Where are the pages of yesteryear?

On a gray day on the Maine coast, my heart is heavy for the termination of the page program in the U.S. House of Representatives. OK, you don’t care, and why should you? In an age of text messaging and pdfs, the program can’t convince the bean-counting leaders of the House that it’s worth the […]

On a gray day on the Maine coast, my heart is heavy for the termination of the page program in the U.S. House of Representatives. OK, you don’t care, and why should you? In an age of text messaging and pdfs, the program can’t convince the bean-counting leaders of the House that it’s worth the $5 million annual price tag, and it probably never delivered much in the way of quantifiable value anyway.

But in January of 1967, when I was a junior in high school, my folks drove me down to Washington to take up residence in a Capitol Hill boarding house for a six-month stint as a House page. In those days there was no official page dormitory. The four of us who lived chez Bertha Columbus arose at 5:30, made our way to the top floor of the Library of Congress for a few hours at the Capitol Page School, then traipsed over to the House floor, where we proceeded to stick copies of the Congressional Record into their covers and proceeded to spend the day on various errands around the Hill, most of which could easily have been performed by the adult clerks and messengers who inhabited the joint. We ate lunch in one of the House cafeterias, dinner in this or that Capitol Hill greasy spoon, and those of us staying longer than a month or so generally found ourselves a short-term rental apartment.

What a curious place the House was!

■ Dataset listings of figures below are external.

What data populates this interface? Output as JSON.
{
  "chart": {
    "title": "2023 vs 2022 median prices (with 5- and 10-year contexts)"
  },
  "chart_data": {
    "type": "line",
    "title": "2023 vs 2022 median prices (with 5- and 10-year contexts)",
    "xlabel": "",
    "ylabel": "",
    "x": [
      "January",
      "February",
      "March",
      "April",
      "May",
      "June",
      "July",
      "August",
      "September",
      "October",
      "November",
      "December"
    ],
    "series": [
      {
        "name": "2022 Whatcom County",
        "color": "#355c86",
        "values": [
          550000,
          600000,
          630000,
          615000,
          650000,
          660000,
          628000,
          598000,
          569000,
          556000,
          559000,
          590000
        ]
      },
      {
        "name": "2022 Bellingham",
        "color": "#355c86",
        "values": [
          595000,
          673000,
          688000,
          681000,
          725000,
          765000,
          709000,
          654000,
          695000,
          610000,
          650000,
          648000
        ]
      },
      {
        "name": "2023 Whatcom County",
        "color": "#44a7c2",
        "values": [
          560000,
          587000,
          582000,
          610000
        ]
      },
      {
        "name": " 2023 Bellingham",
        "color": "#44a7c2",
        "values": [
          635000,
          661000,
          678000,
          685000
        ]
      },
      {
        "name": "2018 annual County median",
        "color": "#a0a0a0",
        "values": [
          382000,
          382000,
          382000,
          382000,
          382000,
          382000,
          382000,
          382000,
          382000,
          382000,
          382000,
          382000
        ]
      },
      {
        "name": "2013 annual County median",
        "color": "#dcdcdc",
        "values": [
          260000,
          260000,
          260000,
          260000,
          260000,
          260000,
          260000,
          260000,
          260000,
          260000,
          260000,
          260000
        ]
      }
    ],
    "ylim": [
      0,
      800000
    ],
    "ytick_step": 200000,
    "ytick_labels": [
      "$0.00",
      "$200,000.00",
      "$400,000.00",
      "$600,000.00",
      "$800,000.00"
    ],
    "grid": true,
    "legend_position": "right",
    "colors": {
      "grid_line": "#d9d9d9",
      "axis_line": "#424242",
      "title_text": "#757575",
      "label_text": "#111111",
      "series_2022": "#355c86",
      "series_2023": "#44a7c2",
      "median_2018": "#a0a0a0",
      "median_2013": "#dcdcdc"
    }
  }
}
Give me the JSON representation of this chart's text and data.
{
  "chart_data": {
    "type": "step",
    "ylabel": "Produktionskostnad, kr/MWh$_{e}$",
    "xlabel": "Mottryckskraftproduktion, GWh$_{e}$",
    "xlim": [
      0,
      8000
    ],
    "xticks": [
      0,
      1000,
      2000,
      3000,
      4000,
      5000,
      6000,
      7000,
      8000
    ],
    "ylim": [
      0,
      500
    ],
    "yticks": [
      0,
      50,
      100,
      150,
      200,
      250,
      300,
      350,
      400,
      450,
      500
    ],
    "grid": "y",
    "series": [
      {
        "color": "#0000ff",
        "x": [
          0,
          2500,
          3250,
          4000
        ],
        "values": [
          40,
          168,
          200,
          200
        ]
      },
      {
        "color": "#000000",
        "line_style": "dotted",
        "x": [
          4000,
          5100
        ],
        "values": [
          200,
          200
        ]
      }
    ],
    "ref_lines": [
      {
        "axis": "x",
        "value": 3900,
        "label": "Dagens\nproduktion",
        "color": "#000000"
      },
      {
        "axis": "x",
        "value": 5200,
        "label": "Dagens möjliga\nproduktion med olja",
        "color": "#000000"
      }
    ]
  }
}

You got to know which offices were nice and which were naughty, as you picked your way around the spittoons that bespoke an institution still stuck in the 19th century. It ran on patronage and my patron was Peter Rodino, the 10-term congressman from New Jersey who was yet to achieve fame as chair of the House Watergate committee. Deep in the Capitol bowels was the pages’ cloakroom, where we dropped our things and which even had its own doorman, a perpetually exasperated Puerto Rican named Frankie Garcia. Frankie, whose right arm was crippled in World War I, owed his position to having been the Democrats’ sacrificial candidate to run against Fiorello LaGuardia back in the 20s. There were few lesser serfs.


Among the grand seigneurs was L. Mendel Rivers, the silver-haired warhawk from Charleston, S.C. who chaired the Armed Services Committee. With Vietnam turning into the great national morass, it wasn’t a very happy time for him or, indeed, for just about any other member, so in June, when Israel succeeded in routing three Arab armies in the time it took for God to create the world, a giddiness of biblical proportions descended upon the House. As various members wandered around the floor sporting black eye patches, I walked into the Democratic cloakroom to find Rivers standing beside the lunch counter and declaiming to everyone within earshot, “Now, I don’t want to hear anyone saying anything against mah Jews. Why, I’d trade 100 F-111s for one Mo-shay Dayan!”